Und schau Dir auch mal die Videos an, sie dienen zum besseren Verständnis der FF-Funktionen:

http://firefox-anleitung.net/firefox-video-anleitungen.html

Bitte später Feedback geben ob das Problem gelöst wurde.


----------



## Dr.J (18. Mai 2009)

*AW: Firefox 3.0.10*

Hallo Marc,

Danke für die Infos. 

ich habe die obigen Browser-Konfigurationen ausprobiert. Bei der 1. wird lediglich die Verlaufliste durch setzen auf 0 deaktiviert. Wenn man aber den Wert wieder auf 12 zurückstellt, dann sieht man die alten Einträge wieder. Es wurde also nichts gelöscht. Die 2 anderen Einstellungen bewirken bei mir nichts.


----------



## lollo (22. Mai 2009)

*AW: Firefox 3.0.10*



CityCobra schrieb:


> Bitte später Feedback geben ob das Problem gelöst wurde.


@all,
möchte ich dann jetzt mal machen.

Nachdem ich die von Marc angegebenen Links gelesen hatte, habe ich noch einmal alle zu setzenden Häkchen kontrolliert, und die Daten dann gelöscht. 
Bis auf die intelligente Adressleiste des Firefox war alles gelöscht, nur eben diese nicht.
Als weiteres habe ich den Mozilla Firefox von meiner Festplatte dann mal ganz entfernt. Damit auch alle möglichen Eintragungen tatsächlich entfernt werden, habe ich über die Suchfunktion, und anschließend noch mit CCleaner ebenfalls alles was mit dem Namen Mozilla Firefox in Verbindung gebracht werden konnte, gelöscht. Der Browser sollte jetzt von der Festplatte entfernt sein.............
dachte ich. :beeten

Über die Mozilla Seite lud ich dann den ja jungfräulichen Browser neu auf meinen Rechner, und siehe da, der intelligente Browser hat gemerkt das er schon mal auf meinem Rechner war, und alle Eintragungen in der Adresszeile waren wieder da.

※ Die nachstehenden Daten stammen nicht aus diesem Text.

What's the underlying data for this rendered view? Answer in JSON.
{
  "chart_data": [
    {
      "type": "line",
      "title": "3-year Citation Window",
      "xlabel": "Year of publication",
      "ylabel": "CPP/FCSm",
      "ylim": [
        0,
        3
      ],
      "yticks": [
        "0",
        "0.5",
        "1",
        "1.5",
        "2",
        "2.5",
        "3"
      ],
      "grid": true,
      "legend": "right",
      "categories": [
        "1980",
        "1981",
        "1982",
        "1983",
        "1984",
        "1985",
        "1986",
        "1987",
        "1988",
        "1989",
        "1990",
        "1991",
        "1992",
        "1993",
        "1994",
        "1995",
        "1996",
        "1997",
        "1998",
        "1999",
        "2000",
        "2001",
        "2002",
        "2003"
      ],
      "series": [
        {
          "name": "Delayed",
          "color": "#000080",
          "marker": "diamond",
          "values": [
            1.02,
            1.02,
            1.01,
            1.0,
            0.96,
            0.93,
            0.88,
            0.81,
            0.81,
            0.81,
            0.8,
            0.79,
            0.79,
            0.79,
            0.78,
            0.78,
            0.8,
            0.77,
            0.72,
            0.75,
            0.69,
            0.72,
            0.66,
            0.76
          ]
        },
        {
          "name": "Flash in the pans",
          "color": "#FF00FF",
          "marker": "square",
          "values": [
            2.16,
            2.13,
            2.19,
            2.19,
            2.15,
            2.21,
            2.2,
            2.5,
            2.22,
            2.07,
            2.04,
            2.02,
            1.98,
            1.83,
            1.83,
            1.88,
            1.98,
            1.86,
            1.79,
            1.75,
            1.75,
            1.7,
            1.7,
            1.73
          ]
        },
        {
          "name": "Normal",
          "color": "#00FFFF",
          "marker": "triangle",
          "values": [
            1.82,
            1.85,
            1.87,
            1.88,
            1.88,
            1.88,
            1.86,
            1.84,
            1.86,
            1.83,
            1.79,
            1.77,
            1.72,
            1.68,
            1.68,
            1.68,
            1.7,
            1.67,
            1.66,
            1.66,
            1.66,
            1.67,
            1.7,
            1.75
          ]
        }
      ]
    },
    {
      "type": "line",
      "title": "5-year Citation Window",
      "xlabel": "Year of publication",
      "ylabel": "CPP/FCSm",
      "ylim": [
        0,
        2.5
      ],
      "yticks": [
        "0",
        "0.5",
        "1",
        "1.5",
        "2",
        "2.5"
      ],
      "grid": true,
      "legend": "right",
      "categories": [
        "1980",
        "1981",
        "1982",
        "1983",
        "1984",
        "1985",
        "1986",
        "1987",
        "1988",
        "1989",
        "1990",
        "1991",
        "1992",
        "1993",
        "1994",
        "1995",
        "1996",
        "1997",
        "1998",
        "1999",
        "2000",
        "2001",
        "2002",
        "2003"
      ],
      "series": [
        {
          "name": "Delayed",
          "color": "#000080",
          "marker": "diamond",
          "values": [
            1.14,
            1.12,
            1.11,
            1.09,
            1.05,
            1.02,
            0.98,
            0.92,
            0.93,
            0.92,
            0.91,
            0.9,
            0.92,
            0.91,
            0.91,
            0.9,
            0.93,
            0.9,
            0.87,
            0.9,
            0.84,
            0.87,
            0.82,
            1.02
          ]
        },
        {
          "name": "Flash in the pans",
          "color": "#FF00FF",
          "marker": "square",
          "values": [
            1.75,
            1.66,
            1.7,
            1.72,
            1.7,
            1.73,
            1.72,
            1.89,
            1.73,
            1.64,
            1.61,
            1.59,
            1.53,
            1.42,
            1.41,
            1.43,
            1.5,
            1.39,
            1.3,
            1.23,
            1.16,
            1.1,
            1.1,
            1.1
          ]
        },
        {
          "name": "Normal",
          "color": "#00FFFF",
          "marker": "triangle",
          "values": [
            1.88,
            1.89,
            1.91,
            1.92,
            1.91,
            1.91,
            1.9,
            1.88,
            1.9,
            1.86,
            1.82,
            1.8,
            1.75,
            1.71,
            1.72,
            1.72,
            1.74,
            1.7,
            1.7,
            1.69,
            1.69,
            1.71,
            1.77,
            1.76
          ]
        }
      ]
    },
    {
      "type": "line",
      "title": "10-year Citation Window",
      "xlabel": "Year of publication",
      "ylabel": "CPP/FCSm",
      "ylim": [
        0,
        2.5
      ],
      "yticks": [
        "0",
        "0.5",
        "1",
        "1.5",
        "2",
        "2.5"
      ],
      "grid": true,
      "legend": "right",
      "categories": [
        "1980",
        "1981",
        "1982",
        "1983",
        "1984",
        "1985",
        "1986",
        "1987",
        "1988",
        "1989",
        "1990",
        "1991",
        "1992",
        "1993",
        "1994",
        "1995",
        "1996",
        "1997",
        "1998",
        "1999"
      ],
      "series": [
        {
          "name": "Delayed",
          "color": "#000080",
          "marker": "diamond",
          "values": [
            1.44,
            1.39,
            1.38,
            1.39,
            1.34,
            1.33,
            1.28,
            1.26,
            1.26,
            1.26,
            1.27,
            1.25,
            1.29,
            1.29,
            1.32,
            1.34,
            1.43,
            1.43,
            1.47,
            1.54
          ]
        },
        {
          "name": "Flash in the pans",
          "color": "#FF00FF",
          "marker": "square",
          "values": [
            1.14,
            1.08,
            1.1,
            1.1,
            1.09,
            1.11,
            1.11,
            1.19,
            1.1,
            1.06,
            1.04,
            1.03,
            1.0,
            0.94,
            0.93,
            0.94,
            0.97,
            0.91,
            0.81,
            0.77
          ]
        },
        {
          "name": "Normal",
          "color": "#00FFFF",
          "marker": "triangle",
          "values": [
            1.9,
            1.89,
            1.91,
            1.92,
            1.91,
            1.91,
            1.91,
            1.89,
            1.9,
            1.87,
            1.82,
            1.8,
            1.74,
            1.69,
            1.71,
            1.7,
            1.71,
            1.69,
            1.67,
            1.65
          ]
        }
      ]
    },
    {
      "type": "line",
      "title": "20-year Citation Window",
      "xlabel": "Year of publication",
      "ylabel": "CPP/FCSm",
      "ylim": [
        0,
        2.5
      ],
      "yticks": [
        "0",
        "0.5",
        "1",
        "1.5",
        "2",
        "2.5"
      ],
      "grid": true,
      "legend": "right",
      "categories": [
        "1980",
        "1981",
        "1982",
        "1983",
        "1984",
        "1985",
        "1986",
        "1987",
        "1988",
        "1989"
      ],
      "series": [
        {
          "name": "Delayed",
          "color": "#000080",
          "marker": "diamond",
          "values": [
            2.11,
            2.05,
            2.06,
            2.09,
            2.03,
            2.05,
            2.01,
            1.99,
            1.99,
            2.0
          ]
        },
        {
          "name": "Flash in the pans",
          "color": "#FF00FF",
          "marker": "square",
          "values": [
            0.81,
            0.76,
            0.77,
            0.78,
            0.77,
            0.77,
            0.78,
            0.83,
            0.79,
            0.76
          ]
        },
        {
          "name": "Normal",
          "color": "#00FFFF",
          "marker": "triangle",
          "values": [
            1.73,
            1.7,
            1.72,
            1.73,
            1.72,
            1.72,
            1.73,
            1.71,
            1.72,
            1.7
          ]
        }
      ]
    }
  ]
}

Ich werde da jetzt erst mal mit leben, es gibt schlimmeres. 

Aaaaaber, wieder ein Beweis dafür, dass man mit seinen Daten sehr sensibel im Netz umgehen sollte, denn machmal sind sie einfach nicht mehr zu löschen. :__ nase


----------



## CityCobra (22. Mai 2009)

*AW: Firefox 3.0.10*



lollo schrieb:


> Als weiteres habe ich den Mozilla Firefox von meiner Festplatte dann mal ganz entfernt. Damit auch alle möglichen Eintragungen tatsächlich entfernt werden, habe ich über die Suchfunktion, und anschließend noch mit CCleaner ebenfalls alles was mit dem Namen Mozilla Firefox in Verbindung gebracht werden konnte, gelöscht. Der Browser sollte jetzt von der Festplatte entfernt sein.............
> dachte ich. :beeten
> 
> Über die Mozilla Seite lud ich dann den ja jungfräulichen Browser neu auf meinen Rechner, und siehe da, der intelligente Browser hat gemerkt das er schon mal auf meinem Rechner war, und alle Eintragungen in der Adresszeile waren wieder da.


Irrtum!
Dein Profilordner war mich Sicherheit noch nach dem vermeintlichen Löschen vorhanden.
Aus diesem Grund hast Du auch noch die alten Einträge wieder in der Leiste.
Ich empfehle mal einen Besuch auf www.Firefox-Browser.de und dort nach einer Lösung suchen.
Auch mal dort ins Forum schauen -

* defekter Link entfernt *

und von der Suchfunktion Gebrauch machen.


----------